Wednesday, April 05, 2017

ESPN aims to drive ratings lower

ESPN Ombudsman: "New ESPN guidelines recognize connection between sports, politics."

Oh goody.  There's nothing that illuminates a Red Sox game like a discussion of Black Lives Matter.  This is why I watch most sports with the volume muted.

5 comments:

Bram said...

Do they recognize the connection between politics and me changing channels?

Roger Bournival said...

What Bram said - I watch sports in part to get away from politics.

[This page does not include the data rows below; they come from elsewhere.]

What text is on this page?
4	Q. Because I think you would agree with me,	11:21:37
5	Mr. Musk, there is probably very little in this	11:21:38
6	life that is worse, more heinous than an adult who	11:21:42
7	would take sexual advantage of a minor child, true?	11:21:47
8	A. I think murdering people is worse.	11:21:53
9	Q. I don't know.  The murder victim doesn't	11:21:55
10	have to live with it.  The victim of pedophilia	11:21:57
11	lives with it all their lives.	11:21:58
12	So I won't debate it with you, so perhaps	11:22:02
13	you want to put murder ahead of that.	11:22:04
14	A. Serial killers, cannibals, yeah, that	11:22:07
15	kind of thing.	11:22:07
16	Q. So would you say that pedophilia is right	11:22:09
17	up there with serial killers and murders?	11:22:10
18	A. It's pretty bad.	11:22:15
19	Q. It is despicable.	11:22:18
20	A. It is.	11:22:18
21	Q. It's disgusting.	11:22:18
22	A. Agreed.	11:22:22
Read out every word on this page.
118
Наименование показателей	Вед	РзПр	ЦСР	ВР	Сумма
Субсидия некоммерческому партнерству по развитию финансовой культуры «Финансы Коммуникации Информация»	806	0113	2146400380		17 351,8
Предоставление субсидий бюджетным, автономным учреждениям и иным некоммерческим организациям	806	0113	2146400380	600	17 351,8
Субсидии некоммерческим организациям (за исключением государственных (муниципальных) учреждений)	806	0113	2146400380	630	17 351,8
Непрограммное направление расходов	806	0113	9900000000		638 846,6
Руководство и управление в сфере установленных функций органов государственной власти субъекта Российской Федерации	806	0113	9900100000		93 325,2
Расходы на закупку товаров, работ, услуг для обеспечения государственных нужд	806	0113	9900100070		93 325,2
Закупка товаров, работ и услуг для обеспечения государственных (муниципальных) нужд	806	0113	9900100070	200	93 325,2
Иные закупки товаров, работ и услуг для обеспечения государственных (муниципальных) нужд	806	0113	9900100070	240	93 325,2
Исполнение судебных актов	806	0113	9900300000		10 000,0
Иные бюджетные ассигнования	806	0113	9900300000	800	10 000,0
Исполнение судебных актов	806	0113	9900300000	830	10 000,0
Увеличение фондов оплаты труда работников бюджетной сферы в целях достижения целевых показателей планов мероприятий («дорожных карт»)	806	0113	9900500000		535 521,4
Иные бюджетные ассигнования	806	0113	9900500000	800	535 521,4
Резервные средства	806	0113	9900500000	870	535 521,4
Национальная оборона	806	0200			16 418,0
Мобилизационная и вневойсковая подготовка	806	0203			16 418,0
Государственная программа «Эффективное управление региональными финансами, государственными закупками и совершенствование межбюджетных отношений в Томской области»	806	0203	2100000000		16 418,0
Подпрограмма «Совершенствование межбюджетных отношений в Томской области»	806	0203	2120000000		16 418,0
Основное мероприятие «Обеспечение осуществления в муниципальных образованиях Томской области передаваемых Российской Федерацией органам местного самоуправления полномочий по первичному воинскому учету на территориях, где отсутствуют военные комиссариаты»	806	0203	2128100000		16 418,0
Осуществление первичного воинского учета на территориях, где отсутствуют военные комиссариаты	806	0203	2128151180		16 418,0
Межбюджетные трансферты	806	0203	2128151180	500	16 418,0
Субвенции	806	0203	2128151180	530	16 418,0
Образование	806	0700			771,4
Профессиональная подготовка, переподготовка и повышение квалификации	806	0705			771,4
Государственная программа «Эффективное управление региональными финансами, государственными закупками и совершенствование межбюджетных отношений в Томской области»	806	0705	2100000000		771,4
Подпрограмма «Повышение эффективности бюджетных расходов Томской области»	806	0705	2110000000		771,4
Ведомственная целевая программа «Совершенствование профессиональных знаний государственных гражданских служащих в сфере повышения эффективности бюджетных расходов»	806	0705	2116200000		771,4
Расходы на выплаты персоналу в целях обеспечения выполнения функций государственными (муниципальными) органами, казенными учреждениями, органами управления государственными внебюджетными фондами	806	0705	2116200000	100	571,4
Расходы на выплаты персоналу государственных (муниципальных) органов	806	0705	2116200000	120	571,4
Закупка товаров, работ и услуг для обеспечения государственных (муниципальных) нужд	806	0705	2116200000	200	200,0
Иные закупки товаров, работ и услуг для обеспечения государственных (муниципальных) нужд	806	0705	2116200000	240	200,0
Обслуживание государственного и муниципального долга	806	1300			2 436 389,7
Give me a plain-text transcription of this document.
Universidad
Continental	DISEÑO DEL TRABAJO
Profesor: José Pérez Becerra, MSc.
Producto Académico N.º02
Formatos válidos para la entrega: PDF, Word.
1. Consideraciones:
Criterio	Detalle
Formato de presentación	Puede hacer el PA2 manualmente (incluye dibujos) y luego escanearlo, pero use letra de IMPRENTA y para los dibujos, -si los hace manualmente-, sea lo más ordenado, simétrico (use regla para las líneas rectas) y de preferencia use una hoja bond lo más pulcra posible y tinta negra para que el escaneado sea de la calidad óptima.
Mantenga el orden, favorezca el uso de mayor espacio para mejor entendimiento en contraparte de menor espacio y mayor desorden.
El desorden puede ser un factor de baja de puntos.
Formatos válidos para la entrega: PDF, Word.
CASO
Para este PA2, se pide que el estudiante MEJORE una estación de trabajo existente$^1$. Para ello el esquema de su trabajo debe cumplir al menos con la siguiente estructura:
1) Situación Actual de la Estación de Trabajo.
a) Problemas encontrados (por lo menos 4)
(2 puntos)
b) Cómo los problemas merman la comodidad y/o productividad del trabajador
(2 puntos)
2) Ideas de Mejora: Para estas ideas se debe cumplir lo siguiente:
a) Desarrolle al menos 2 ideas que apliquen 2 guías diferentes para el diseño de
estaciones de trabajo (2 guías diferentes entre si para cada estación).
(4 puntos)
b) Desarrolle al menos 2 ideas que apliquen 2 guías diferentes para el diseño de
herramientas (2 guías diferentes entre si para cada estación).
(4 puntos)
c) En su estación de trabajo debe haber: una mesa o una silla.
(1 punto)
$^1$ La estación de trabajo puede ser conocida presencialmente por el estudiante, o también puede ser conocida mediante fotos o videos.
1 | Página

Horrible new development said...

So... George W. Bush's 2001 World Series pitch was inspirational, and the NFL pulled the 1990 Super Bowl out of Arizona because of the dry heat, and Rick Monday was a hero for grabbing that flag, and Jesse Owens was an even bigger hero, and it was a disgrace when ESPN fired Curt Schilling, and Tommie Smith and John Carlos were either a disgrace or an inspiration, and Muhammad Ali presumably took a 3 1/2-year vacation to go clamming in New Hampshire, and Whitney Houston's F-16-punctuated Super Bowl anthem was stirring, and it was 100 times more awesome when Joe Louis knocked out Max Schmeling than when he'd knocked out Harry Thomas two months earlier, and Augusta National Golf Club would've admitted blacks and women eventually anyway, and America cheered for Bobby Fischer only because they love a good Ruy Lopez Opening, and voters supported Jim Bunning and Bill Bradley and Jack Kemp and Steve Largent and Jesse Ventura because of their positions on tariffs and school zoning, and Billie Jean King just beat some old dude, who didn't see that coming, and the 1966 NCAA college basketball championship game was all about dribbling and shot selection, and those cut-in shots of soldiers in Afghanistan cheering the Patriots and Falcons may have been inserted by hackers, and Jackie Robinson was just a good infielder, and football fans always adored Pat Tillman, and what was all that fuss about the 1980 U.S. hockey team?

But shame on ESPN for injecting politics into the virgin territory of sport.

Eric said...

http://www.breitbart.com/sports/2016/11/10/espns-brady-wonders-network-liberal/

Conservatives hate ESPN now... and the History Channel, and Nicktoons, and USA, and the Disney Channel, and CMT, and Discovery, and TBS, and FX, and Syfy, and A&E, and Animal Planet, and the Weather Channel, and the Food Network, and... said...

Breitbart has a sports section -- Breitbart has a sports section -- but ESPN must completely ignore politics. Because.


Here's another look at ESPN's liberal death spiral, its uniqueness, and how it's all thanks to shoving politics in viewers' faces:

http://www.cnbc.com/2016/12/09/espn-isnt-the-only-cable-network-that-suffered-this-year.html

More than 70 percent of the most widely distributed channels have lost subscribers in the last year, according to Nielsen data. Most television network owners have a channel that has done as bad or worse than ESPN's percentage loss since December 2015.

Overall, the number of households with cable or satellite hookups in the U.S. fell by 1.6 percent — those are people who disconnected entirely, so that figure represents a sort of minimum loss for widely distributed networks like ESPN (if you're already in every cable household, there's nowhere to go but down).

What makes ESPN unique among cable networks is the extremely high fees it charges distributors to offer the channel to customers. While that high price can be attributed to unique costs related to sports programming, it has also made the channel a target in slimmed down cable packages that aim to offer cheaper bundles with more personalized options.

As of November, [ESPN]'s average Nielsen viewership numbers for the year (viewers aged 18 to 49) showed a drop of about 10 percent. Again, that's not outstandingly bad — about a quarter of channels did worse than that, and ESPN is still the No. 1 network — but it looks bad when you're charging $7.21 per month per subscriber. That's nearly four times more than the next most expensive channel, TNT at $1.82.